I had recently a very interesting conversation with Greg More, from the Spatial Information Architecture Lab at RMIT. Greg is a really innovative person, sees the potential for virtual worlds, and does a lot of interesting projects around spatial data visualisation. Greg and his students have worked with different virtual world platforms.
In the middle of the lunch, as I asked him about Vastpark which he uses a lot, he suddenly said “Second Life is like writing in html, Vastpark is like coding in php”.
I found his remark fascinating, especially in the context of corporate companies usages. Collaboration is, so far, the main application of corporate virtual worlds, and both companies have made such announcements. Linden Lab launched its collaborative portal, and Vastpark opened the beta of 3C, its collaborative environment.
So far, Linden Lab has not released a new tool. Their collaborative portal is a marketing campaign aimed at presenting interesting usages of Second Life by corporate companies.
The architecture of SL is quite straightforward : one island is one processor, and users do have a set of tools to create content, which they own. Authentication is performed via a centralized server outside of the corporate firewall, a little bit like a telecommunication operator OSS/BSS. The client is open source, but not the server. In terms of API, apart from SAP which seems to connect to the reader and not the server, the only open APIs are registration, mapping, search, and some live data. Objects created are stored on the platform, and any duplication is done “manually”.

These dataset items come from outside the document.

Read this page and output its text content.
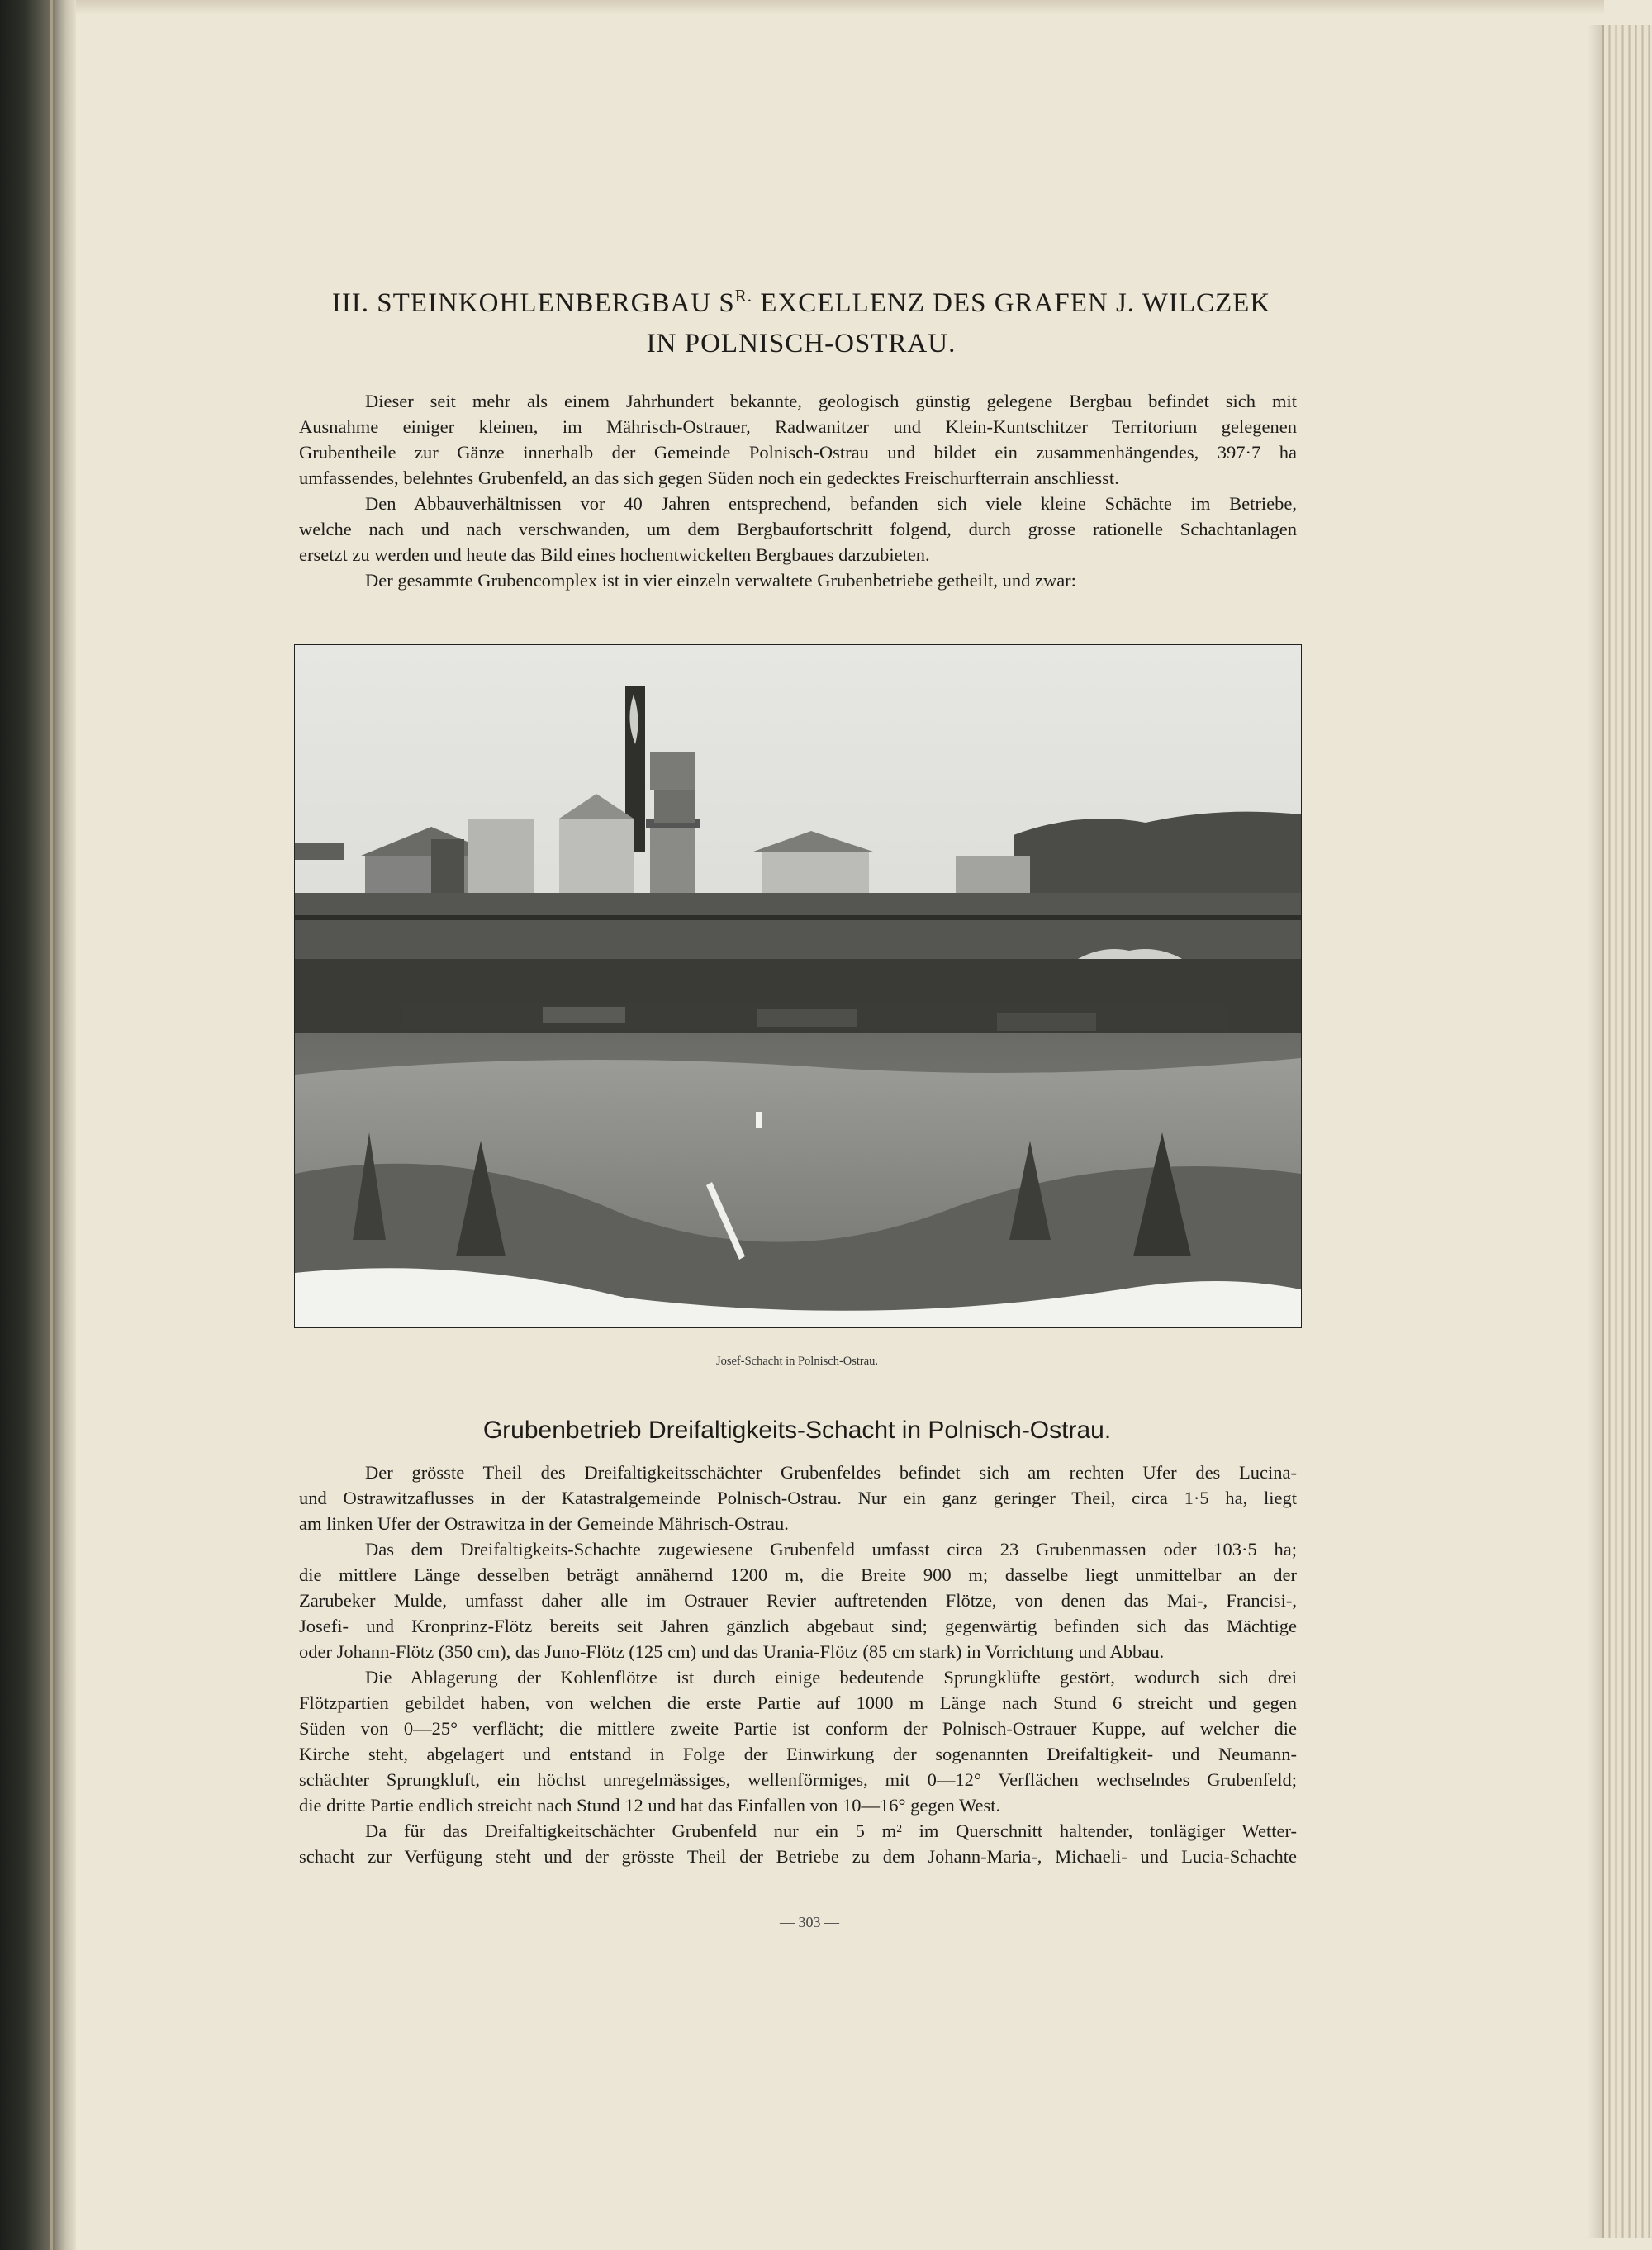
III. STEINKOHLENBERGBAU $S^{R.}$ EXCELLENZ DES GRAFEN J. WILCZEK
IN POLNISCH-OSTRAU.
Dieser seit mehr als einem Jahrhundert bekannte, geologisch günstig gelegene Bergbau befindet sich mit
Ausnahme einiger kleinen, im Mährisch-Ostrauer, Radwanitzer und Klein-Kuntschitzer Territorium gelegenen
Grubentheile zur Gänze innerhalb der Gemeinde Polnisch-Ostrau und bildet ein zusammenhängendes, 397·7 ha
umfassendes, belehntes Grubenfeld, an das sich gegen Süden noch ein gedecktes Freischurfterrain anschliesst.
Den Abbauverhältnissen vor 40 Jahren entsprechend, befanden sich viele kleine Schächte im Betriebe,
welche nach und nach verschwanden, um dem Bergbaufortschritt folgend, durch grosse rationelle Schachtanlagen
ersetzt zu werden und heute das Bild eines hochentwickelten Bergbaues darzubieten.
Der gesammte Grubencomplex ist in vier einzeln verwaltete Grubenbetriebe getheilt, und zwar:
Josef-Schacht in Polnisch-Ostrau.
Grubenbetrieb Dreifaltigkeits-Schacht in Polnisch-Ostrau.
Der grösste Theil des Dreifaltigkeitsschächter Grubenfeldes befindet sich am rechten Ufer des Lucina-
und Ostrawitzaflusses in der Katastralgemeinde Polnisch-Ostrau. Nur ein ganz geringer Theil, circa 1·5 ha, liegt
am linken Ufer der Ostrawitza in der Gemeinde Mährisch-Ostrau.
Das dem Dreifaltigkeits-Schachte zugewiesene Grubenfeld umfasst circa 23 Grubenmassen oder 103·5 ha;
die mittlere Länge desselben beträgt annähernd 1200 m, die Breite 900 m; dasselbe liegt unmittelbar an der
Zarubeker Mulde, umfasst daher alle im Ostrauer Revier auftretenden Flötze, von denen das Mai-, Francisi-,
Josefi- und Kronprinz-Flötz bereits seit Jahren gänzlich abgebaut sind; gegenwärtig befinden sich das Mächtige
oder Johann-Flötz (350 cm), das Juno-Flötz (125 cm) und das Urania-Flötz (85 cm stark) in Vorrichtung und Abbau.
Die Ablagerung der Kohlenflötze ist durch einige bedeutende Sprungklüfte gestört, wodurch sich drei
Flötzpartien gebildet haben, von welchen die erste Partie auf 1000 m Länge nach Stund 6 streicht und gegen
Süden von 0—25° verflächt; die mittlere zweite Partie ist conform der Polnisch-Ostrauer Kuppe, auf welcher die
Kirche steht, abgelagert und entstand in Folge der Einwirkung der sogenannten Dreifaltigkeit- und Neumann-
schächter Sprungkluft, ein höchst unregelmässiges, wellenförmiges, mit 0—12° Verflächen wechselndes Grubenfeld;
die dritte Partie endlich streicht nach Stund 12 und hat das Einfallen von 10—16° gegen West.
Da für das Dreifaltigkeitschächter Grubenfeld nur ein 5 m² im Querschnitt haltender, tonlägiger Wetter-
schacht zur Verfügung steht und der grösste Theil der Betriebe zu dem Johann-Maria-, Michaeli- und Lucia-Schachte
— 303 —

Well, this reminds me of the first e-commerce sites, where people had to manually transfer the catalogue from a database to full html web page. Pure hard coding. Then, came php, mysql, mashups, javasript, ajax, etc… And, suddenly, life became both much easier, and much richer.
Now, Vastpark. It is an open source product, made of 4 components, all downloadable (with source code as well): the reader, the creator, the publisher, the server. The reader, the creator, and the server are easy to understand. But what is the publisher?

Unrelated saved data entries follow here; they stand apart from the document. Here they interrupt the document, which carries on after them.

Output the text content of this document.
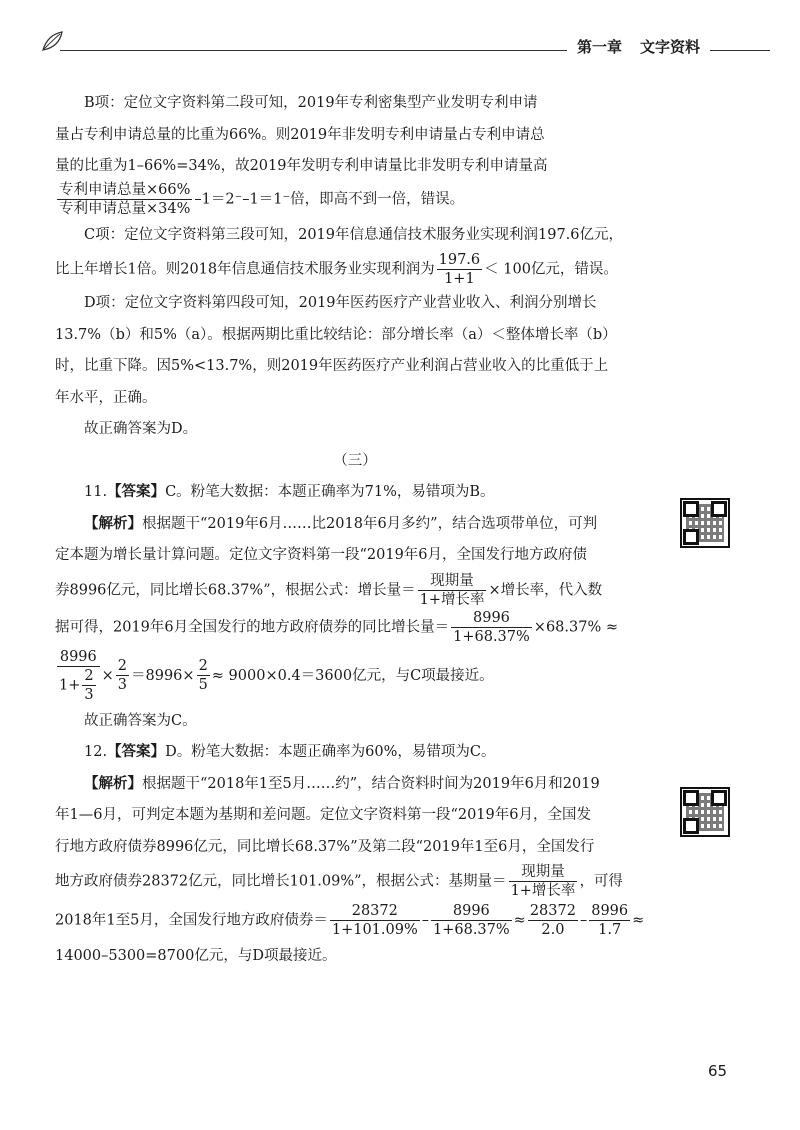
第一章 文字资料

B项：定位文字资料第二段可知，2019年专利密集型产业发明专利申请

量占专利申请总量的比重为66%。则2019年非发明专利申请量占专利申请总

量的比重为1–66%=34%，故2019年发明专利申请量比非发明专利申请量高

$\frac{\text{专利申请总量×66\%}}{\text{专利申请总量×34\%}} -1=2^--1=1^-$倍，即高不到一倍，错误。

C项：定位文字资料第三段可知，2019年信息通信技术服务业实现利润197.6亿元，

比上年增长1倍。则2018年信息通信技术服务业实现利润为 $\frac{197.6}{1+1} < 100$亿元，错误。

D项：定位文字资料第四段可知，2019年医药医疗产业营业收入、利润分别增长

13.7%（b）和5%（a）。根据两期比重比较结论：部分增长率（a）＜整体增长率（b）

时，比重下降。因5%<13.7%，则2019年医药医疗产业利润占营业收入的比重低于上

年水平，正确。

故正确答案为D。

（三）

11.【答案】C。粉笔大数据：本题正确率为71%，易错项为B。

【解析】根据题干“2019年6月……比2018年6月多约”，结合选项带单位，可判

定本题为增长量计算问题。定位文字资料第一段“2019年6月，全国发行地方政府债

券8996亿元，同比增长68.37%”，根据公式：增长量＝ $\frac{\text{现期量}}{\text{1+增长率}}$ ×增长率，代入数

据可得，2019年6月全国发行的地方政府债券的同比增长量＝ $\frac{8996}{1+68.37\%} \times 68.37\%$ ≈

$\frac{8996}{1+ \frac{2}{3}} \times \frac{2}{3} =8996\times \frac{2}{5} \approx 9000\times 0.4=3600$亿元，与C项最接近。

故正确答案为C。

12.【答案】D。粉笔大数据：本题正确率为60%，易错项为C。

【解析】根据题干“2018年1至5月……约”，结合资料时间为2019年6月和2019

年1—6月，可判定本题为基期和差问题。定位文字资料第一段“2019年6月，全国发

行地方政府债券8996亿元，同比增长68.37%”及第二段“2019年1至6月，全国发行

地方政府债券28372亿元，同比增长101.09%”，根据公式：基期量＝ $\frac{\text{现期量}}{\text{1+增长率}}$ ，可得

2018年1至5月，全国发行地方政府债券＝ $\frac{28372}{1+101.09\%} - \frac{8996}{1+68.37\%} \approx \frac{28372}{2.0} - \frac{8996}{1.7}$ ≈

14000–5300=8700亿元，与D项最接近。

65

The architecture of Vastpark is totally different: it is a distributed architecture based on components which can sit virtually anywhere. When someone creates an object, this object is published somewhere, and can be retrieve by any server, by any developer. The virtual world which is developed can simply access all the objects created, in a mashup type logic. Therefore, no need to duplicate elements inworld : duplication of the access is enough, as long as the objects are published (many already are on Amazon S3).
Another interesting point: everything can be described using IMML, an XML type language developed specifically for this purpose. Therefore, objects can be created “on the fly” just like php which generates html on the fly. In fact, it can be done in three ways: through its IMML markup, using a scripting language (LUA is currently supported but more choices will come) and through plugins (plugins may be written in any .Net language: Iron Python, C#, VB, etc). All of these can be written as components of remote widgets that developers can easily embed into their worlds.
In Vastpark, almost everything is a plugin. Voice control is a plugin. Avatar control is a plugin. We could even say that Vastpark is just a network which does interconnect plugins. With this respect, connecting the server to existing content is easy. A connector to Twitter, Flickr, eBay and Skype are already available.
This architecture is much more distributed than SL (who runs three server farms, one in Seattle, one in San Francisco, one in Texas). The partnership with Badumna allows to interconnect in a very efficient manner users world wide distributed.
We can see now the difference in the architectural approach: the component based chosen by Vastpark allows a greater flexibility, and a smoother integration into brand new worlds. As the virtual world projects mature, as more and more virtual world will integrate coorporate companies, this forward thinking approach makes all the difference.